L'idée de l'équipe P1 reposait sur un iPod doté de deux modes: musique et téléphone. En mode "musique", la click wheel (roue de sélection) affiche les commandes. En mode "téléphone", les chiffres de numérotation apparaissent.
L’équipe P2 se rappelle d’un vieux projet d’Apple nommé "Project Q79": une tablette tactile multi-touch plus proche d’un iPad que d’un iPhone. C'est en faisant défiler les menus sous son doigt, que Steve Jobs décide que c'est la voie à suivre.
Pour mettre fin à cette bataille interne qui oppose les équipes à l'origine de l'iPod et celles qui créent les logiciels MacOS, Steve Jobs nomme Tony Fadell responsable du hardware, et Scott Forstall prend la responsabilité du software. Le patron d'Apple dévoile son projet tactile à Tony Fadell et lui demande de la mettre au point: "C’est ce que je veux mettre dans mon téléphone". Fadell remet en question la capacité de Steve Jobs à le réduire à un format téléphone en si peu de temps. Il finira par céder et abandonner définitivement son projet que Steve Jobs, rancunier et pragmatique, ridiculisa lors du lancement de l’iPhone en 2007.

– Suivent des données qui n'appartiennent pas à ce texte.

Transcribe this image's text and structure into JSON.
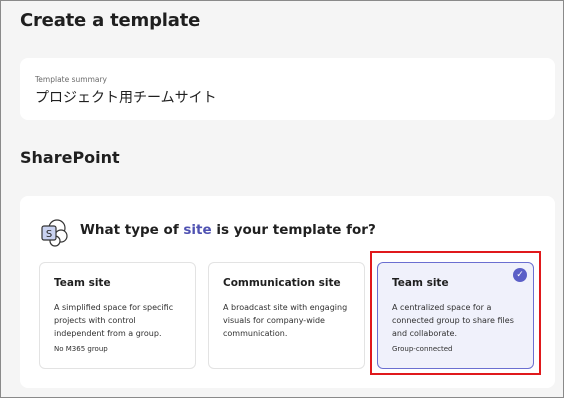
{
  "page": {
    "title": "Create a template"
  },
  "summary": {
    "label": "Template summary",
    "value": "プロジェクト用チームサイト"
  },
  "section": {
    "title": "SharePoint"
  },
  "question": {
    "prefix": "What type of ",
    "accent": "site",
    "suffix": " is your template for?"
  },
  "options": [
    {
      "title": "Team site",
      "description": "A simplified space for specific projects with control independent from a group.",
      "tag": "No M365 group",
      "selected": false
    },
    {
      "title": "Communication site",
      "description": "A broadcast site with engaging visuals for company-wide communication.",
      "tag": "",
      "selected": false
    },
    {
      "title": "Team site",
      "description": "A centralized space for a connected group to share files and collaborate.",
      "tag": "Group-connected",
      "selected": true
    }
  ],
  "icons": {
    "logo": "sharepoint-logo-icon",
    "selected_check": "checkmark-icon"
  },
  "colors": {
    "accent": "#4f52b2",
    "selected_border": "#6b6fd1",
    "selected_bg": "#f0f1fb",
    "highlight": "#e0191c"
  }
}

Fadell n'était pas le seul à douter de l'efficacité du tactile qui ne faisait pas l'unanimité à Cupertino. Phil Schiller, vice-président d’Apple, militait plutôt pour un projet moins risqué avec un clavier physique comme BlackBerry qui à l'époque était le must dans le business. Il n’aura finalement pas gain de cause.
Le développement du système d'exploitation de l’iPhone se fait dans la précipitation. Steve Jobs réclame un prototype fonctionnel dans un délai que les équipes jugent irréalisable. C’est ainsi que naissent les icônes presque carrées de l’iPhone. Des icônes qui, dix ans plus tard, sont toujours là.
Le culte du secret
Dans les extraits publiés par The Verge, Brian Merchant révèle le niveau de paranoïa développé par Steve Jobs. On y découvre que certains ingénieurs d’Apple doivent leur divorce à l’iPhone, Steve ayant interdit de dire quoi que ce soit sur leur vie professionnelle.
L'ouvrage révèle également la manière dont l’équipe iPhone était constituée. Steve Jobs ayant interdit de recruter des gens extérieurs à Apple par peur de voir des informations fuiter, tout se faisait en interne. Comme l'explique un ingénieur d'Apple à Merchant, les managers allaient puiser leurs ressources dans d'autres services. Pour rameuter les meilleurs éléments, le discours était aussi mystérieux qu'agressif.
"Tu ne nous connais pas, on a entendu parler de toi, tu es un ingénieur brillant et nous voulons que tu viennes travailler avec nous sur un projet dont on ne peut pas te parler. Et on veut que tu le fasses maintenant ". Quelques phrases qui précédaient un départ précipité pour rejoindre l'équipe travaillant sur l'iPhone. Les meilleurs ingénieurs disparaissent un par un, alimentant les rumeurs. Jusqu'à la présentation de l'iPhone, le secret sera parfaitement gardé.